Saturday, August 7, 2010
A Question Of Your Honesty: Court Of Appeals Of Iowa Opinion Reveals Iowa Courts Treat Theft And Burglary As Crimes Involving Dishonesty Or False Statement
(1) Evidence that a witness other than the accused has been convicted of a crime shall be admitted, subject to rule 5.403, if the crime was punishable by death or imprisonment in excess of one year pursuant to the law under which the witness was convicted, and evidence that an accused has been convicted of such a crime shall be admitted if the court determines that the probative value of admitting this evidence outweighs its prejudicial effect to the accused; and(2) Evidence that any witness has been convicted of a crime shall be admitted if it involved dishonesty or false statement, regardless of the punishment.
In most jurisdictions, convictions for crimes such as theft and burglary do not automatically qualify as convictions for crimes involving dishonesty or false statement. This is not, however, the case in Iowa, as was revealed by the recent opinion of the Court of Appeals of Iowa in State v. Harrington, 2010 WL 2925696 (Iowa.App. 2010).
In Harrington, Wendell Harrington was convicted of ongoing criminal conduct, eluding, theft in the first and second degrees, and three counts of burglary in the second degree as a habitual offender. After he was convicted, he appealed, claiming, inter alia, that the trial court by allowing the prosecution to impeach him through his prior convictions for theft and burglary. Specifically, according to Harrington, the trial court erred by failing to balance the probative value and the likely prejudicial effect of admitting evidence of his prior convictions.
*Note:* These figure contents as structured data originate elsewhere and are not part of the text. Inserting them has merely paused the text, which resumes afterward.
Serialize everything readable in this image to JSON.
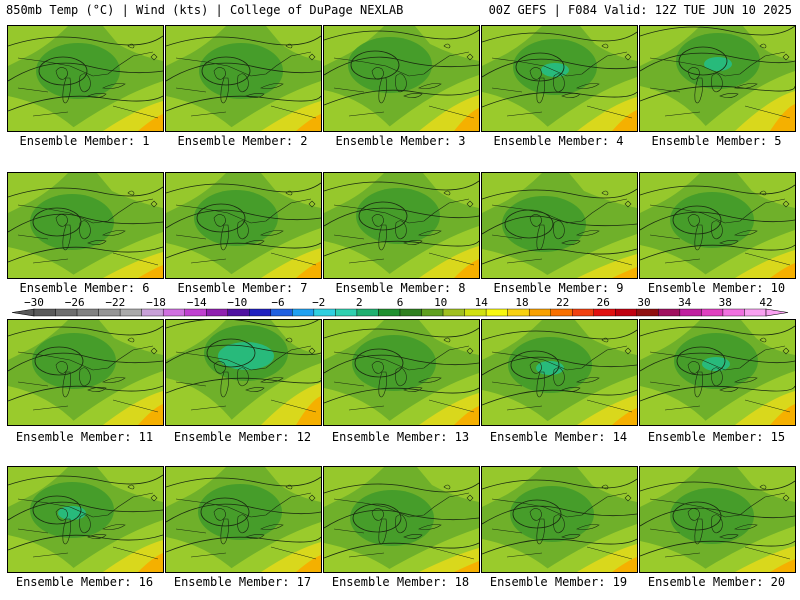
{
  "header": {
    "left": "850mb Temp (°C) | Wind (kts) | College of DuPage NEXLAB",
    "right": "00Z GEFS | F084 Valid: 12Z TUE JUN 10 2025"
  },
  "panels": [
    {
      "label": "Ensemble Member: 1"
    },
    {
      "label": "Ensemble Member: 2"
    },
    {
      "label": "Ensemble Member: 3"
    },
    {
      "label": "Ensemble Member: 4"
    },
    {
      "label": "Ensemble Member: 5"
    },
    {
      "label": "Ensemble Member: 6"
    },
    {
      "label": "Ensemble Member: 7"
    },
    {
      "label": "Ensemble Member: 8"
    },
    {
      "label": "Ensemble Member: 9"
    },
    {
      "label": "Ensemble Member: 10"
    },
    {
      "label": "Ensemble Member: 11"
    },
    {
      "label": "Ensemble Member: 12"
    },
    {
      "label": "Ensemble Member: 13"
    },
    {
      "label": "Ensemble Member: 14"
    },
    {
      "label": "Ensemble Member: 15"
    },
    {
      "label": "Ensemble Member: 16"
    },
    {
      "label": "Ensemble Member: 17"
    },
    {
      "label": "Ensemble Member: 18"
    },
    {
      "label": "Ensemble Member: 19"
    },
    {
      "label": "Ensemble Member: 20"
    }
  ],
  "colorbar": {
    "tick_labels": [
      "−30",
      "−26",
      "−22",
      "−18",
      "−14",
      "−10",
      "−6",
      "−2",
      "2",
      "6",
      "10",
      "14",
      "18",
      "22",
      "26",
      "30",
      "34",
      "38",
      "42"
    ],
    "colors": [
      "#5a5a5a",
      "#6e6e6e",
      "#828282",
      "#969696",
      "#aaaaaa",
      "#c8a0d8",
      "#d070e0",
      "#c040d0",
      "#9020b0",
      "#5010a0",
      "#2020c0",
      "#2060e0",
      "#20a0f0",
      "#30d0e0",
      "#30d0b0",
      "#20b070",
      "#209030",
      "#308020",
      "#60a020",
      "#a0c020",
      "#d0e010",
      "#f8f810",
      "#f8d010",
      "#f8a000",
      "#f87000",
      "#f04010",
      "#e01010",
      "#c00010",
      "#901010",
      "#a01060",
      "#c020a0",
      "#e040c0",
      "#f070e0",
      "#f8a0f0"
    ]
  },
  "colors": {
    "field_base": "#6fb02a",
    "field_light": "#9acb2c",
    "field_warm": "#d9d81c",
    "field_hot": "#f5b000",
    "field_dark": "#3f9a2a",
    "field_cool": "#23c08a",
    "contour": "#1a2a10"
  }
}
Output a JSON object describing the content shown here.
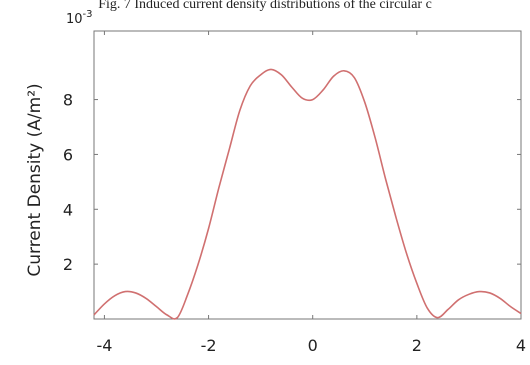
{
  "caption": "Fig. 7 Induced current density distributions of the circular c",
  "chart_data": {
    "type": "line",
    "title": "",
    "xlabel": "",
    "ylabel": "Current Density (A/m²)",
    "y_multiplier_base": "10",
    "y_multiplier_exp": "-3",
    "xlim": [
      -4.2,
      4.0
    ],
    "ylim": [
      0,
      10.5
    ],
    "x_ticks": [
      -4,
      -2,
      0,
      2,
      4
    ],
    "x_tick_labels": [
      "-4",
      "-2",
      "0",
      "2",
      "4"
    ],
    "y_ticks": [
      2,
      4,
      6,
      8
    ],
    "y_tick_labels": [
      "2",
      "4",
      "6",
      "8"
    ],
    "grid": false,
    "series": [
      {
        "color": "#d07070",
        "x": [
          -4.2,
          -4.0,
          -3.8,
          -3.6,
          -3.4,
          -3.2,
          -3.0,
          -2.8,
          -2.6,
          -2.4,
          -2.2,
          -2.0,
          -1.8,
          -1.6,
          -1.4,
          -1.2,
          -1.0,
          -0.8,
          -0.6,
          -0.4,
          -0.2,
          0.0,
          0.2,
          0.4,
          0.6,
          0.8,
          1.0,
          1.2,
          1.4,
          1.6,
          1.8,
          2.0,
          2.2,
          2.4,
          2.6,
          2.8,
          3.0,
          3.2,
          3.4,
          3.6,
          3.8,
          4.0
        ],
        "y": [
          0.15,
          0.55,
          0.85,
          1.0,
          0.95,
          0.75,
          0.45,
          0.15,
          0.05,
          0.9,
          2.0,
          3.3,
          4.8,
          6.2,
          7.6,
          8.5,
          8.9,
          9.1,
          8.9,
          8.45,
          8.05,
          8.0,
          8.35,
          8.85,
          9.05,
          8.8,
          7.9,
          6.6,
          5.1,
          3.7,
          2.4,
          1.3,
          0.4,
          0.05,
          0.35,
          0.7,
          0.9,
          1.0,
          0.95,
          0.75,
          0.45,
          0.2
        ]
      }
    ]
  }
}
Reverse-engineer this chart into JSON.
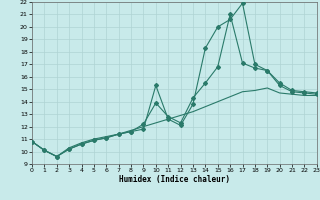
{
  "xlabel": "Humidex (Indice chaleur)",
  "background_color": "#c8eaea",
  "grid_color": "#afd4d4",
  "line_color": "#2a7a6a",
  "xmin": 0,
  "xmax": 23,
  "ymin": 9,
  "ymax": 22,
  "line1_x": [
    0,
    1,
    2,
    3,
    4,
    5,
    6,
    7,
    8,
    9,
    10,
    11,
    12,
    13,
    14,
    15,
    16,
    17,
    18,
    19,
    20,
    21,
    22,
    23
  ],
  "line1_y": [
    10.8,
    10.1,
    9.6,
    10.2,
    10.6,
    10.9,
    11.1,
    11.4,
    11.6,
    11.8,
    15.3,
    12.6,
    12.1,
    13.8,
    18.3,
    20.0,
    20.6,
    21.9,
    17.0,
    16.5,
    15.3,
    14.8,
    14.7,
    14.6
  ],
  "line2_x": [
    0,
    1,
    2,
    3,
    4,
    5,
    6,
    7,
    8,
    9,
    10,
    11,
    12,
    13,
    14,
    15,
    16,
    17,
    18,
    19,
    20,
    21,
    22,
    23
  ],
  "line2_y": [
    10.8,
    10.1,
    9.6,
    10.2,
    10.6,
    10.9,
    11.1,
    11.4,
    11.6,
    12.2,
    13.9,
    12.8,
    12.3,
    14.3,
    15.5,
    16.8,
    21.0,
    17.1,
    16.7,
    16.5,
    15.5,
    14.9,
    14.8,
    14.7
  ],
  "line3_x": [
    0,
    1,
    2,
    3,
    4,
    5,
    6,
    7,
    8,
    9,
    10,
    11,
    12,
    13,
    14,
    15,
    16,
    17,
    18,
    19,
    20,
    21,
    22,
    23
  ],
  "line3_y": [
    10.8,
    10.1,
    9.6,
    10.3,
    10.7,
    11.0,
    11.2,
    11.4,
    11.7,
    12.0,
    12.3,
    12.6,
    12.9,
    13.2,
    13.6,
    14.0,
    14.4,
    14.8,
    14.9,
    15.1,
    14.7,
    14.6,
    14.5,
    14.5
  ]
}
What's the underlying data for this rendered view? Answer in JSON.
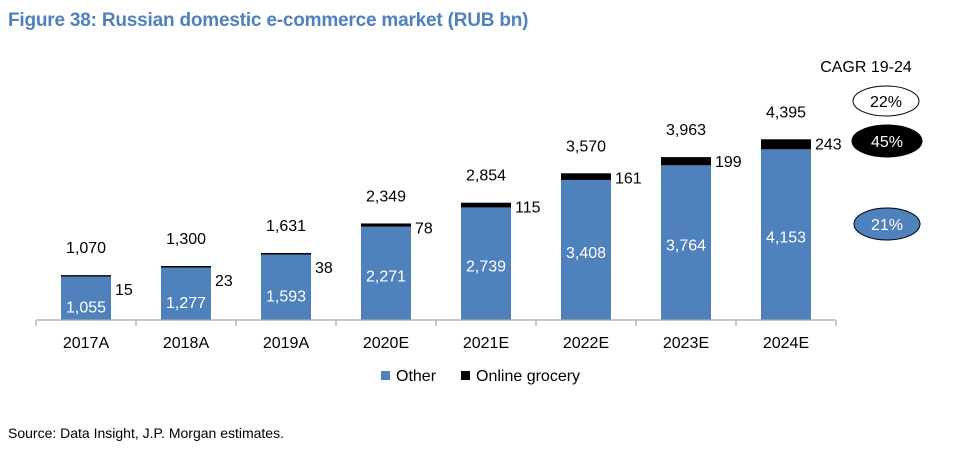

The Court of Appeals of Iowa disagreed, finding that the crimes of theft and burglary underlying Harrington's prior convictions were both crimes or dishonesty or false statement under Iowa Rule of Evidence 5.609(a)(2), meaning that the trial court did not need to balance their probative value against their likely prejudicial effect.
Most courts would disagree. For instance, in United States v. Glenn, 667 F.2d 1269, 1273 (9th Cir. 1982), the Ninth Circuit found that the defendant's grand theft and burglary convictions were not covered by Federal Rule of Evidence 609(a)(2) because
Generally, crimes of violence, theft crimes, and crimes of stealth do not involve “dishonesty or false statement” within the meaning of rule 609(a)(2). Although such crimes may indicate a lack of respect for the persons or property of others,...they do not "bear directly on the likelihood that the defendant will testify truthfully."
That said, "[a] conviction for burglary or theft may nevertheless be admissible under rule 609(a)(2) if the crime was actually committed by fraudulent or deceitful means." Id. The Court of Appeals of Iowa, however, did not make such a finding, and with good reason: The Supreme Court of Iowa has already found that convictions for theft and burglary automatically fall under Iowa Rule of Evidence 5.609(a)(2). See State v. Willard, 351 N.W.2d 516, 518 (Iowa 1984); State v. Conner, 241 N.W.2d 447, 455 (Iowa 1976).
I strongly disagree with the Iowa rule. Sure, if a defendant previously lied to the owner of a home ("I'm here to fix the gas line") to gain entry into the home with the intent of committing a crime inside (attacking the owner), his conviction for that act of burglary should be admissible under Iowa Rule of Evidence 5.609(a)(2). But if the defendant previously picked a lock on a home with the intent of entering and attacking the owner, I don't see how his conviction for that act of burglary would qualify under Iowa Rule of Evidence 5.609(a)(2) as a conviction for a crime of dishonesty or false statement.